Entraves que o setor enfrenta
O diretor técnico da Abramilho comenta que, mesmo seguindo autossuficiente na produção e presente em quase todas propriedades brasileiras, o cultivo do milho enfrenta alguns entraves. “Os principais desafios são: relação custo de produção com preço pago ao produtor, falta de um seguro rural de renda, segurança jurídica, infraestrutura de armazenagem deficitária e logística”, pontua.
Rosa explica que, dados do Cepea/USP indicam as dificuldades para a próxima safra devido ao aumento nos custos de produção, somados à queda no preço pago ao produtor pela saca de milho. “No caso de Sorriso/MT o custo total da lavoura de milho por hectare está estimado em 165 sacas de milho, enquanto a produtividade média do Estado está em 113,8 sacas por hectare. Em Rio Verde/GO, o custo total do hectare está em 99 sacas e a produtividade média do Estado é de 98 sacas. Logo, os produtores terão que superar a produtividade média do Estado para apenas cobrir os custos com a lavoura”. Já em Sorriso, o produtor terá que aumentar a produtividade de 113 para 165 sacas de grãos de milho por hectare somente para cobrir os custos de produção, conforme mostra o gráfico abaixo:

Outro desafio apontado pelo diretor técnico da Associação é o seguro rural. “É preciso aumentar o volume no Plano Safra e impedir que sofra cortes. Para isso, há um projeto de lei tramitando, aprovado na Câmara e está no Senado, que torna o recurso do seguro incontigenciável, ou seja, não pode sofrer cortes. Outro ponto importante é que o seguro garanta a receita do produtor e não apenas cubra os gastos, isso irá torná-lo mais atrativo”.

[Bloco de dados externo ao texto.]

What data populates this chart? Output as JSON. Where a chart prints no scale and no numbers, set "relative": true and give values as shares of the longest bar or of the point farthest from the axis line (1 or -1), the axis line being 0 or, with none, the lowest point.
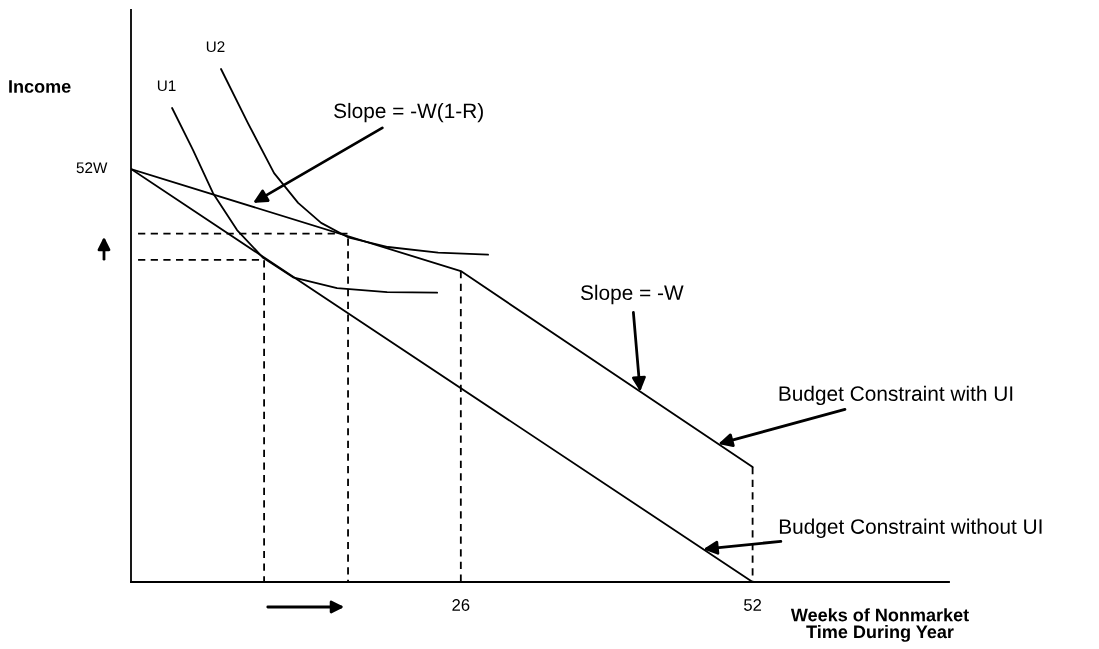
{
  "chart_data": {
    "type": "line",
    "relative": true,
    "ylabel": "Income",
    "xlabel": "Weeks of Nonmarket\nTime During Year",
    "xlim": [
      -3.39,
      69.5
    ],
    "xticks": [
      26,
      52
    ],
    "grid": false,
    "marker": "none",
    "series": [
      {
        "x": [
          -3.39,
          52
        ],
        "values": [
          0.805,
          0
        ],
        "color": "#000000",
        "line_style": "solid"
      },
      {
        "x": [
          -3.39,
          26,
          52
        ],
        "values": [
          0.805,
          0.606,
          0.224
        ],
        "color": "#000000",
        "line_style": "solid"
      },
      {
        "name": "U1",
        "x": [
          0.27,
          2.14,
          3.92,
          6.06,
          8.38,
          11.05,
          14.97,
          19.43,
          23.89
        ],
        "values": [
          0.924,
          0.842,
          0.758,
          0.686,
          0.632,
          0.594,
          0.573,
          0.565,
          0.564
        ],
        "color": "#000000",
        "line_style": "solid"
      },
      {
        "name": "U2",
        "x": [
          4.63,
          7.04,
          9.36,
          11.5,
          13.55,
          15.95,
          19.52,
          23.98,
          28.43
        ],
        "values": [
          1,
          0.894,
          0.797,
          0.739,
          0.7,
          0.672,
          0.653,
          0.642,
          0.638
        ],
        "color": "#000000",
        "line_style": "solid"
      },
      {
        "x": [
          -2.76,
          8.47,
          8.47
        ],
        "values": [
          0.628,
          0.628,
          0
        ],
        "color": "#000000",
        "line_style": "dashed"
      },
      {
        "x": [
          -2.76,
          15.95,
          15.95
        ],
        "values": [
          0.679,
          0.679,
          0
        ],
        "color": "#000000",
        "line_style": "dashed"
      },
      {
        "x": [
          26,
          26
        ],
        "values": [
          0.606,
          0
        ],
        "color": "#000000",
        "line_style": "dashed"
      },
      {
        "x": [
          52,
          52
        ],
        "values": [
          0.224,
          0
        ],
        "color": "#000000",
        "line_style": "dashed"
      }
    ],
    "annotations": [
      {
        "text": "52W",
        "x": -3.39,
        "y": 0.805
      },
      {
        "text": "Slope = -W(1-R)",
        "x": 7.49,
        "y": 0.739
      },
      {
        "text": "Slope = -W",
        "x": 41.98,
        "y": 0.371
      },
      {
        "text": "Budget Constraint with UI",
        "x": 48.93,
        "y": 0.269
      },
      {
        "text": "Budget Constraint without UI",
        "x": 47.6,
        "y": 0.064
      }
    ]
  }
}
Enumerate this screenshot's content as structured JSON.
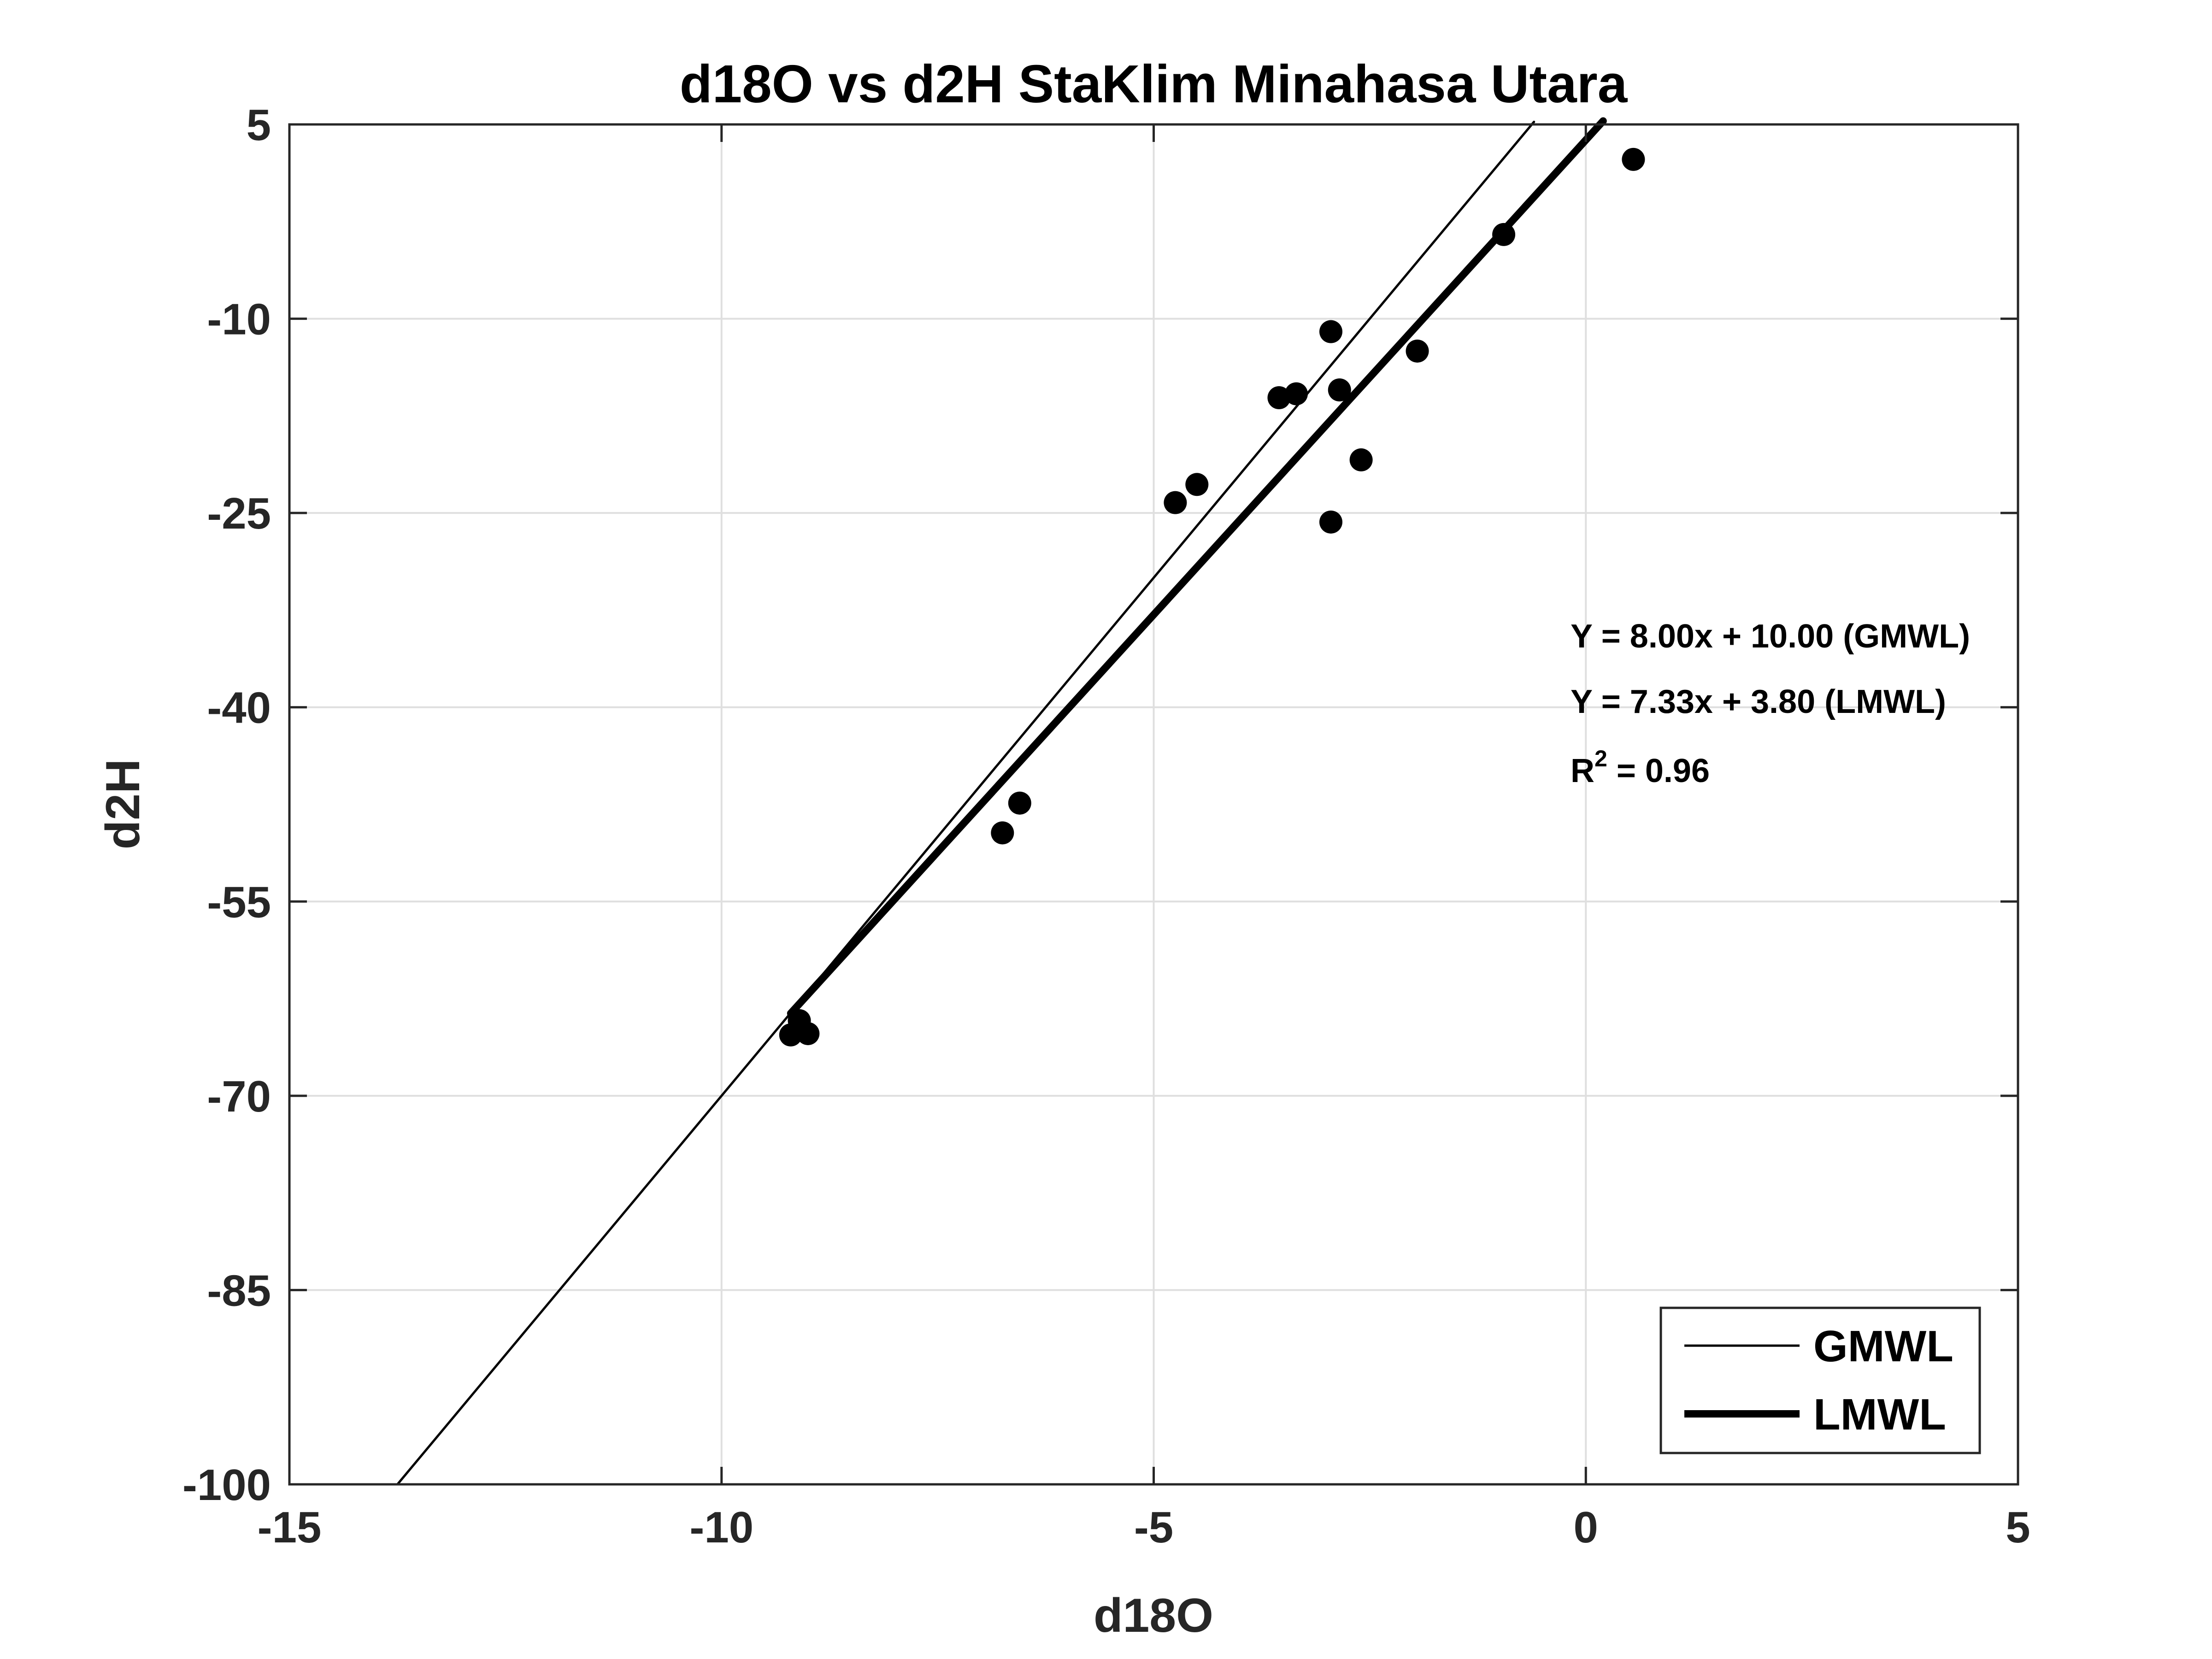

No que se refere à segurança jurídica, ele destaca que as invasões de terras e as mudanças nas legislações causam preocupação ao produtor e inibem o investimento. “Isso se reflete, por exemplo, na contratação de financiamento para armazenagem. O Brasil é deficitário, produz mais grãos do que é capaz de armazenar. Uma excelente solução seria aumentar a armazenagem dentro das fazendas que hoje representa apenas 15% das instalações. Por fim, a logística brasileira ainda precisa evoluir bastante. Um exemplo é o caso da Ferrogrão, que irá ligar o Mato Grosso ao porto de Santarém, no Pará. Além de reduzir o custo e tornar o grão mais competitivo, também pode reduzir em até 80% as emissões de CO². E, principalmente, reduzir o elevado número de acidentes fatais que ocorrem hoje na BR-163, sobrecarregada de caminhões que fazem o escoamento da produção do maior Estado produtor de grãos do Brasil”, conclui.